Google Duplex, soluzione di intelligenza artificiale lanciata lo scorso maggio dalla società di Mountain View in grado di interagire quasi perfettamente con l’interlocutore, continua a far parlare di sé. Secondo alcune indiscrezioni rivelate da The Information, Big G starebbe lavorando a un possibile utilizzo della tecnologia nell’ambito del servizio clienti delle imprese. La compagnia di Mountain View avrebbe avviato nuove sperimentazioni per l’introduzione della sua nuova AI all’interno dei call center, sostituendo gli impiegati con una voce naturale e umana, per nulla robotica anche grazie alle pause e al ricorso a interiezioni. Fonti vicine all’azienda parlerebbero di una collaborazione con una grande società di assicurazioni, che vorrebbe integrare la tecnologia nel suo servizio clienti.

Un eventuale risultato positivo in un esperimento del genere avrebbe un impatto senza precedenti nel mercato dei call center che utilizzano piattaforme cloud. Secondo ResearchAndMarket questo settore è destinato a raggiungere i 21 miliardi di dollari entro il 2022 dai 6,8 miliardi dello scorso anno. Da un lato infatti l’implementazione di Google Duplex garantirebbe un risparmio economico non indifferente per le imprese, che attualmente tendono a delocalizzare i call center in zone a basso reddito per tagliare i costi del servizio clienti.

D’altro canto, l’impatto sociale potrebbe essere devastante, in quanto l’Ai renderebbe inutili gli attuali dipendenti: basti pensare che, secondo il Wall Street Journal, nelle Filippine i call center danno lavoro a circa 1,2 milioni di persone. Gli effetti negativi potrebbero essere limitati dal fatto che le capacità di negoziazione di Google Duplex sono ancora molto limitate e, spesso, è necessario l’intervento degli esseri umani per proseguire dialoghi che il bot non riesce a sostenere.

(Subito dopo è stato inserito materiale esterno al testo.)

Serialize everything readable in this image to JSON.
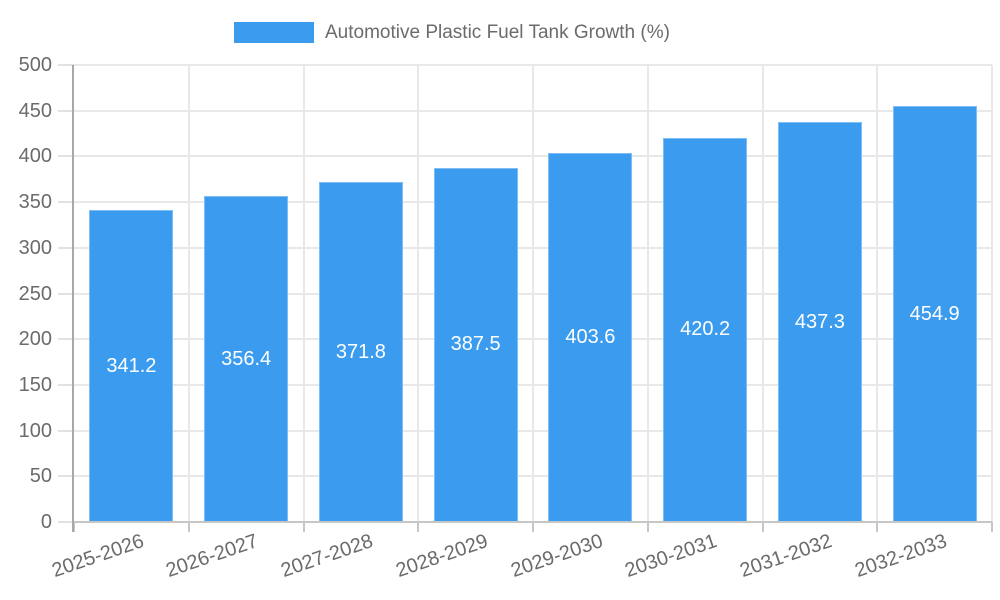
{
  "legend": {
    "label": "Automotive Plastic Fuel Tank Growth (%)"
  },
  "colors": {
    "bar": "#3b9cef",
    "grid": "#e8e8e8",
    "y_axis_line": "#a8a8a8",
    "x_axis_line": "#c6c6c6",
    "x_tick": "#c6c6c6",
    "y_tick": "#e2e2e2",
    "axis_text": "#6b6b6b",
    "bar_label_text": "#ffffff",
    "background": "#ffffff"
  },
  "chart_data": {
    "type": "bar",
    "title": "Automotive Plastic Fuel Tank Growth (%)",
    "categories": [
      "2025-2026",
      "2026-2027",
      "2027-2028",
      "2028-2029",
      "2029-2030",
      "2030-2031",
      "2031-2032",
      "2032-2033"
    ],
    "values": [
      341.2,
      356.4,
      371.8,
      387.5,
      403.6,
      420.2,
      437.3,
      454.9
    ],
    "value_labels": [
      "341.2",
      "356.4",
      "371.8",
      "387.5",
      "403.6",
      "420.2",
      "437.3",
      "454.9"
    ],
    "xlabel": "",
    "ylabel": "",
    "ylim": [
      0,
      500
    ],
    "ytick_step": 50,
    "grid": true,
    "legend_position": "top",
    "value_label_position": "center-of-bar"
  }
}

A questo proposito, secondo una ricerca condotta da The Conversation, il 90 per cento degli intervistati ha dichiarato di rivolgersi ai call center nella speranza di interagire con un essere umano. Solo il 10 per cento si è definito soddisfatto di una conversazione con i sistemi di risposta vocale interattivi. Google ha però prontamente smentito le voci sulla collaborazione, affermando di essere “concentrata solo sugli utenti finali” e negando qualsiasi sperimentazione di Duplex in azienda.

 

La prima demo pubblica di Duplex, durante la conferenza Google I/O 2018

 

Big G sottolinea che l’intelligenza artificiale per il momento è in grado di operare solo in casi specifici, limitati alla vita quotidiana delle persone, quali la prenotazione di un tavolo a ristorante o di un appuntamento dal parrucchiere. Sebbene la società abbia sottolineato di procedere con “un approccio lento e misurato” per poter apprendere e migliorare dai test effettuati, le dichiarazioni non escludono usi alternativi futuri della tecnologia, anche a causa della concorrenza sempre più agguerrita in questo particolare settore. Amazon ha già lanciato Alexa for Business e Microsoft ha proposto Xiaoice a fine maggio, assistente digitale in grado di sostenere conversazioni telefoniche con esseri umani.

Non sarebbe inoltre una novità per Google, che ha lanciato precedentemente quest’anno alcuni servizi per i clienti business come Google Cloud Speech-to-Text, in grado di trascrivere una chiamata, distinguendo tra voce, musica e rumori di fondo. Google intanto rassicura: Duplex comunicherà immediatamente all’interlocutore di essere un software e non un essere umano. Sembrerebbe però che le questioni etiche stiano oscurando questa nuova tecnologia, frenando in parte gli investimenti da parte delle imprese e rallentandone quindi le sperimentazioni.